Macropods! L to R: juvenile pathological red kangaroo, adult red, adult grey, and a juvenile wallaby.
How Rood

Anya is live and ready to show you everything. Watch her strip, dance, and perform exclusive shows just for you. Interact in real-time and make your fantasies come true.
Free to watch • No registration required • HD streaming
Macropod / Marsupial Adopts
1- Open 2- Open
3- Open 4- Open
5- Open 6- Adopted
--Accepting--
$12 usd (PayPal or Stripe), Art, and characters/ customs
Bases Used
Cara Wara
Some close up photos of her head/face!
(Context of how I ended up with a pet kangaroo below)
Animal of the Day!
Rufous Hare-wallaby (Lagorchestes hirsutus)
(Photo from Australian Wildlife Conservancy)

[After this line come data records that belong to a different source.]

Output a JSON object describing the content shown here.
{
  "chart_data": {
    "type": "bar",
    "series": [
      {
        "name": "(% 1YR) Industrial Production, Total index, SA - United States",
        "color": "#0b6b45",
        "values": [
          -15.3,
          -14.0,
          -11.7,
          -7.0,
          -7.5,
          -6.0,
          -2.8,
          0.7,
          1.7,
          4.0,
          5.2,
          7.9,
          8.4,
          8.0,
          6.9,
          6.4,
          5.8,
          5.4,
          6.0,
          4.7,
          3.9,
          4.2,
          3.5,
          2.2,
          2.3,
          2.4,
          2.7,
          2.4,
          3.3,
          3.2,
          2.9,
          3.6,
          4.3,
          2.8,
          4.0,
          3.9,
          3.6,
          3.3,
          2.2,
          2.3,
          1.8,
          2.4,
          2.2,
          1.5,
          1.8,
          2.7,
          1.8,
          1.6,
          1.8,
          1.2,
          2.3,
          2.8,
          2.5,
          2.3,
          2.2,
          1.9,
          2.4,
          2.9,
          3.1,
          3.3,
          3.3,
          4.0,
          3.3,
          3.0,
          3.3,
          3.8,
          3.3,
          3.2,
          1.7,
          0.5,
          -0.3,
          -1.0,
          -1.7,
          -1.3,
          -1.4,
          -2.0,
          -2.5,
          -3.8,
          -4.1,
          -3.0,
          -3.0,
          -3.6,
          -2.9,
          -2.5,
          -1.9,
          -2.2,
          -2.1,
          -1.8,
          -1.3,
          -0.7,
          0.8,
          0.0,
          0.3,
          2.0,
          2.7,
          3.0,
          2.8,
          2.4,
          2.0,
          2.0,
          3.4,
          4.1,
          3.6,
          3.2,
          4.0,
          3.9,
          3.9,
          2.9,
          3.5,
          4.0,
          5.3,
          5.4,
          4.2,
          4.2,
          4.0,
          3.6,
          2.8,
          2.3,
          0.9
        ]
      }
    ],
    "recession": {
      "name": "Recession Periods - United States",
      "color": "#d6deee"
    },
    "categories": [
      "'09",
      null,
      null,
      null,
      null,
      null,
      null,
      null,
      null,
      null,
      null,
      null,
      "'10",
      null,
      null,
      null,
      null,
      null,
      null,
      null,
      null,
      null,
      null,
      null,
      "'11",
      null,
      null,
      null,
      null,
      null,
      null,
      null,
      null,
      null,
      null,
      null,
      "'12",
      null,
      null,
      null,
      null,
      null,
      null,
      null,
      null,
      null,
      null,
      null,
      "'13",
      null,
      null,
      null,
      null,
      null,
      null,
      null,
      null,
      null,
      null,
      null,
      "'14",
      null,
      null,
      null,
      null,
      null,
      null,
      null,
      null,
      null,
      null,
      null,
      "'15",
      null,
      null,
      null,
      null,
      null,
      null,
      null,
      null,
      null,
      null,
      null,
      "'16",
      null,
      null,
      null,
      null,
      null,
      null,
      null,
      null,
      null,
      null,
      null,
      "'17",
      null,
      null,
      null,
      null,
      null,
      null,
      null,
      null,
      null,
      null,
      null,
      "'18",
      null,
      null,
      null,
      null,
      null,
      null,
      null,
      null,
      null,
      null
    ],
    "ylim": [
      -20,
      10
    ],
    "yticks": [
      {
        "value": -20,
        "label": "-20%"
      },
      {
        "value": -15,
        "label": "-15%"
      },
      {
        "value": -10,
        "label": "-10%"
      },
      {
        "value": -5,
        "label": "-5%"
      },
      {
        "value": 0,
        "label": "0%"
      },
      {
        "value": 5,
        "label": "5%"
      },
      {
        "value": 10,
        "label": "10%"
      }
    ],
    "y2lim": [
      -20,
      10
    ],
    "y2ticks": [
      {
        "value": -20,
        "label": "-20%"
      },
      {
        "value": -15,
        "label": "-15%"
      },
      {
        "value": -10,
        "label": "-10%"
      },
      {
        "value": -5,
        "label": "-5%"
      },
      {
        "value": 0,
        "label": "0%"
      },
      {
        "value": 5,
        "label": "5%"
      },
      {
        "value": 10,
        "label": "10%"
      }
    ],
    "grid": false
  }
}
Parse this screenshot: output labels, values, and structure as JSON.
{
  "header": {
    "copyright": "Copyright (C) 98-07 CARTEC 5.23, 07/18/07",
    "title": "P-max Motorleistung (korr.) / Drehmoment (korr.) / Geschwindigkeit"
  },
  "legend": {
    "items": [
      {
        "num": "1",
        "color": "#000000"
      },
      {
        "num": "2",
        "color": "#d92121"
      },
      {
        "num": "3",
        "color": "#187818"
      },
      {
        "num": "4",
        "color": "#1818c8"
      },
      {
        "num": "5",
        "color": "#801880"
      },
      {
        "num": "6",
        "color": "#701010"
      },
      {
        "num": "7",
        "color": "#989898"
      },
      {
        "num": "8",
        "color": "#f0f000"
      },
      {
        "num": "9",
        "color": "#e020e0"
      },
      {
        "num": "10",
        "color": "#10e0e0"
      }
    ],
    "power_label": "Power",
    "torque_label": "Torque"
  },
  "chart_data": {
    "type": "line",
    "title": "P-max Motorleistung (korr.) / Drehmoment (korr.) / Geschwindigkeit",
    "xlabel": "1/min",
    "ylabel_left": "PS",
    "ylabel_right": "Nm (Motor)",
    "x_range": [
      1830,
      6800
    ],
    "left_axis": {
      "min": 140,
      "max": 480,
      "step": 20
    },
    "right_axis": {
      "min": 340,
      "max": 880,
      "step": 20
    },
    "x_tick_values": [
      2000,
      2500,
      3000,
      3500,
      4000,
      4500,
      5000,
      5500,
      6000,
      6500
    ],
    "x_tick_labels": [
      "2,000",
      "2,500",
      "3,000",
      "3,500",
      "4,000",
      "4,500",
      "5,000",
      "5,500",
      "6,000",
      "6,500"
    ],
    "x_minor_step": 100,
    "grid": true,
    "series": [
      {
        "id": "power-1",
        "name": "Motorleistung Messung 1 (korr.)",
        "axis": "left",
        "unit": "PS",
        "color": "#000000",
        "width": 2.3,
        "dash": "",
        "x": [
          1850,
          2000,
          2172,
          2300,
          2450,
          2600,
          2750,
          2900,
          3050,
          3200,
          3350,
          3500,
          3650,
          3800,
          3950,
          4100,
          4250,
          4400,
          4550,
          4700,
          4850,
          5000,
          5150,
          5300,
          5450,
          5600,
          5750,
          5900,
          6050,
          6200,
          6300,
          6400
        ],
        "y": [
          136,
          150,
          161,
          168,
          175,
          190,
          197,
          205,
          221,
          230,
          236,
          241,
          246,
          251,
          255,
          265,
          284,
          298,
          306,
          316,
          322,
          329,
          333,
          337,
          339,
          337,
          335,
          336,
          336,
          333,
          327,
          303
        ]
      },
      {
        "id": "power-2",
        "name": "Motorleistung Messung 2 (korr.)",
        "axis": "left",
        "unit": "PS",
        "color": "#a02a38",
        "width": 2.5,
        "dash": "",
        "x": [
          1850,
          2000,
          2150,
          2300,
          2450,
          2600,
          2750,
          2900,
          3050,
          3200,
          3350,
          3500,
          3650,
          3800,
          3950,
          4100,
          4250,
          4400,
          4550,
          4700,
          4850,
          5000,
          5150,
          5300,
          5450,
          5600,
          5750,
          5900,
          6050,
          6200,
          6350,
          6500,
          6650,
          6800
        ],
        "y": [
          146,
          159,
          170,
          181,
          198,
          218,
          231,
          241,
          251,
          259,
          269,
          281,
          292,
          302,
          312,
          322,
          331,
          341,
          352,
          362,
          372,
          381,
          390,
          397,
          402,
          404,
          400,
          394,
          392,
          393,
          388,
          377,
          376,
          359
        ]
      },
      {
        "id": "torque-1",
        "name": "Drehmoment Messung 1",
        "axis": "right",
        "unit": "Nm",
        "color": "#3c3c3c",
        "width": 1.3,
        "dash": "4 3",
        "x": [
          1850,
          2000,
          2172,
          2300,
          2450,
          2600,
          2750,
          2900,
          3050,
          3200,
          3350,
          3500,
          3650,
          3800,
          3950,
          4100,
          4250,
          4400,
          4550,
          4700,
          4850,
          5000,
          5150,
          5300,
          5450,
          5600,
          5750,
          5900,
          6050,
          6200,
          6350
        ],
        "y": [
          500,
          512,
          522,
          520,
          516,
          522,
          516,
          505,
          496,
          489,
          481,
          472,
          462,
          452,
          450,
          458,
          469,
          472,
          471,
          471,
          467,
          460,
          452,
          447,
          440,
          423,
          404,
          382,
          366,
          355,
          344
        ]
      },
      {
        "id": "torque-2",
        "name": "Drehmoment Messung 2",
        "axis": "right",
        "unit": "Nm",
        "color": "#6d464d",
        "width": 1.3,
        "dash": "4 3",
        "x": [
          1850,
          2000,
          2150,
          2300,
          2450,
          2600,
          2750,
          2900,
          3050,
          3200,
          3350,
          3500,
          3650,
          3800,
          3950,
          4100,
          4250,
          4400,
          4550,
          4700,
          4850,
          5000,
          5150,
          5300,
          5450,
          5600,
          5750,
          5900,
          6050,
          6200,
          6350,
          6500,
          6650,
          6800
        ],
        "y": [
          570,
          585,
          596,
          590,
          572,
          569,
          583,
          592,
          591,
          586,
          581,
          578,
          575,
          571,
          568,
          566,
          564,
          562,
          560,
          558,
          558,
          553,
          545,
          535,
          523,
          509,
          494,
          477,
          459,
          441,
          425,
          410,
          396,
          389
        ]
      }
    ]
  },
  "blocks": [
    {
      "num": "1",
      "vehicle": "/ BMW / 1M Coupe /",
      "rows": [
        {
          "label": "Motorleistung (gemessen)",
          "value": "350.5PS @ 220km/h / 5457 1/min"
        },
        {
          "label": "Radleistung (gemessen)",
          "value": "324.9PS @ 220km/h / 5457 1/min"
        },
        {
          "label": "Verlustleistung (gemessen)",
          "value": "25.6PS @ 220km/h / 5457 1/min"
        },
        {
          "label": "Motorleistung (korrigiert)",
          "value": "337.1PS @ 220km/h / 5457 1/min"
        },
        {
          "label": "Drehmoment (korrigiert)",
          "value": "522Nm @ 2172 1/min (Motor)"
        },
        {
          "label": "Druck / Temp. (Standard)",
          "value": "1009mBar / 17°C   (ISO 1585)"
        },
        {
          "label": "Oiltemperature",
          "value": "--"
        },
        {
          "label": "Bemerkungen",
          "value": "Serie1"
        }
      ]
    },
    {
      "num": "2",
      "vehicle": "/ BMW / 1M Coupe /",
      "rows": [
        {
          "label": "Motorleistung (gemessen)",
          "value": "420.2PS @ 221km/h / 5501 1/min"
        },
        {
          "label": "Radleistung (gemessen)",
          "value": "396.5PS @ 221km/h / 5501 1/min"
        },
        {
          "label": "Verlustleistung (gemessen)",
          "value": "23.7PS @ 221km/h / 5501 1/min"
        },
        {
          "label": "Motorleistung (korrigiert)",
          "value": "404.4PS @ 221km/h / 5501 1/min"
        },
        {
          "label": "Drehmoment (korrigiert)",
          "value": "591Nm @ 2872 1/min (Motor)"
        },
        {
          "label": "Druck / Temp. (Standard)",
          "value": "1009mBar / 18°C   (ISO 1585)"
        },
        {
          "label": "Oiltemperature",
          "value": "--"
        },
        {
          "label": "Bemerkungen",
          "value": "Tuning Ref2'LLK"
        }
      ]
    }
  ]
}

Conservation Status- Vulnerable
Habitat- Northwestern Australia
Size (Weight/Length)- 2 kg; 30 cm
Diet- Seeds; Fruits; Leaves
Cool Facts- The rufous hare-wallaby, also known as the mala, are ancestral beings for the Aboriginal people of Australia and are tied tightly to their culture. These adorable macropods live in thick grasslands where they make shallow burrows with grass roofs to sleep the day away. During the summer, these burrows are dug deeper to escape the heat. Due to invasive species like foxes and feral cats along with multiple wildfires, the Rufous Hare-wallaby went extinct on mainland Australia. The mainland subspecies survived in captivity along with the Bernier and Dorre Island subspecies. In 2019, 30 individuals were reintroduced to mainland Australia in a gated and predator-free sanctuary. The predator-free island of Dirk Hartog Island has also become a sanctuary for the Rufous Hare-wallaby, allowing for their continued existence in the wild.